Usually, stars back on earth that were a part of the milky way moved at a few hundred thousand miles per hour, which wouldn't be visible to the human eye unless one had memorized the position of a star, and came back a few hours later to observe its different position.
Yet, right in front of his eyes, the stars in the sky formed constellations in the sky.
Yet this wasn't what had pulled his attention; he had long realized that the constellations here had no connection whatsoever to those on earth as if they were completely alien with odd shape. He couldn't use them to find his current location.
What pulled his attention were that the stars were moving at noticeable speeds in the skies, not slowly, but something between fast and slow, making him widen his eyes in admiration, a cunning light shining in his eyes.
"What... is this?"
His eyes flickered to another object in the sky that resembled a moon that emitted a low light.
"Hahaha...." Xin laughed in self deprecating, as he held his hand over his eyes at the ridiculous sight. He was truly going crazy, and he felt it.
Slowly peeling his fingers off his eyes, he sharply looked at the other celestial objects that appeared to be non-plasmic celestial objects that each emit light at a different frequency. They seemed to form a circular structure in the sky.
"How did I not notice this before... ?"
The stars seemed to violate the he speed of light in baseline reality. He realized it. Subconsciously deep in his mind, the stress and constant change of environment had began to change the structure of his mind.
He could not trust anything. Not his instincts, not his thoughts, not even his intelligence.
His common sense was useless here. No, any type of sense was practically as good as nothing in this location, if not worse, since it could lead to his emanate demise.
What a preposterous place.
Shaking his head, Xin started memorizing the planets in the sky for astral guidance, as he brought a nearby twig and attempted to draw them into the earth as if to engrave their images into his head, before he realized that the twig was able to draw normally.
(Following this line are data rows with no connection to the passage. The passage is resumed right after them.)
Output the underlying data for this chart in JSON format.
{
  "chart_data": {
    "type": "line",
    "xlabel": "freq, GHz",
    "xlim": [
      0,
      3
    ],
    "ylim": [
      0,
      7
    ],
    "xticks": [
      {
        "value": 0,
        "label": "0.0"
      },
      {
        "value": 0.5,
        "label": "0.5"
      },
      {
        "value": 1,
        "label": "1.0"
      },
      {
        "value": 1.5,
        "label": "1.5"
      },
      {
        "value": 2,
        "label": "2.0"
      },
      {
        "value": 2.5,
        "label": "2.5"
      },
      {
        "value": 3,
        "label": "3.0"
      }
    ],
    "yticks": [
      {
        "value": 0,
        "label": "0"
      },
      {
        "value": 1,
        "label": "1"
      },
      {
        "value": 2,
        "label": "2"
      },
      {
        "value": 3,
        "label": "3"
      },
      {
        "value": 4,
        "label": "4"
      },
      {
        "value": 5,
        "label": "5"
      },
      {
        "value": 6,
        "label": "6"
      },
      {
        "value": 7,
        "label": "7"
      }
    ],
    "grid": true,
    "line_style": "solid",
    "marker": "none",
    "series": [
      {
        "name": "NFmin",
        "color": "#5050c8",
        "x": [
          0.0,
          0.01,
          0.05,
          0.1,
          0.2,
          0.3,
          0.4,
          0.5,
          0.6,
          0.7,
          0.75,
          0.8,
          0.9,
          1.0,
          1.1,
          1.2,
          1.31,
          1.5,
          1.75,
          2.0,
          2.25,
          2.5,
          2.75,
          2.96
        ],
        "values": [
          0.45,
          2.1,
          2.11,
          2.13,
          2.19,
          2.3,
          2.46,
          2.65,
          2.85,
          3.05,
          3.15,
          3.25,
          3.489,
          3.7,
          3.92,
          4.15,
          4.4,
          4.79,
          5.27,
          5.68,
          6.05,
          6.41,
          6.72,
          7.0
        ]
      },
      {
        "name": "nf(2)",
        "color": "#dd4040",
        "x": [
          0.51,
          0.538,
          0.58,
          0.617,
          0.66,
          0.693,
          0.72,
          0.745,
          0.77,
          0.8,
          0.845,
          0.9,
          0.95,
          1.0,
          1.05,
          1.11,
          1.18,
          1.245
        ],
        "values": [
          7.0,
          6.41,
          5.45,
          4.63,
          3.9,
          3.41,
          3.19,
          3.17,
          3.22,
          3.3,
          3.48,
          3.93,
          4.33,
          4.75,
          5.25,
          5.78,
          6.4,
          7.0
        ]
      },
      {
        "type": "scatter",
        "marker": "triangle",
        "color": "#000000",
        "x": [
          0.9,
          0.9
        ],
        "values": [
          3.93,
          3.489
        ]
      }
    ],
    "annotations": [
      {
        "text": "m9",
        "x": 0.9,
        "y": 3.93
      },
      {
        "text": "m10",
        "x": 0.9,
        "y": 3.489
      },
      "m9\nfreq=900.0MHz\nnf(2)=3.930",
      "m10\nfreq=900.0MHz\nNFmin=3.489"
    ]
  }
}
He raised his eyebrows in surprise, as he realized that anything outside this realm was unable to make contact with the earth. It made sense to why he was unable to dig using his fingers.
Wouldn't this mean that if he used the twig or a larger object from around his location, he could dig the gra....
With a shake of his head, Xin cleared his head for unnecessary thoughts. It was too risky. He didn't want to see what was under the grave, if there truly was something. He wasn't ready to pay the cost for his actions.
For the curiosity that had killed the cat. The cat's nine lives weren't enough to save it.
And Xin, neither had nine lives in the first place to spare.
With narrowed eyes, he looked back to a dark structure that loomed in the distance. His eyes looked at the sky as he realized that a particular star hadn't moved from its position at the fast speed like other stars, but rather seemed to approach the large star in the distance.
An intrigued expression overtook his face, his feet leading him to the direction of the sword as he avoided the trees in his view, before his eyes noticed that the star had aligned with the sword.
A flash of brightness overtake his eye, his eyes closing tightly.
His eyes, still closed slowly opened slightly to look at what had just occurred, before he felt a nerve wracking pain in his eye, as if the words he had just seen were enough to drive him top insanity.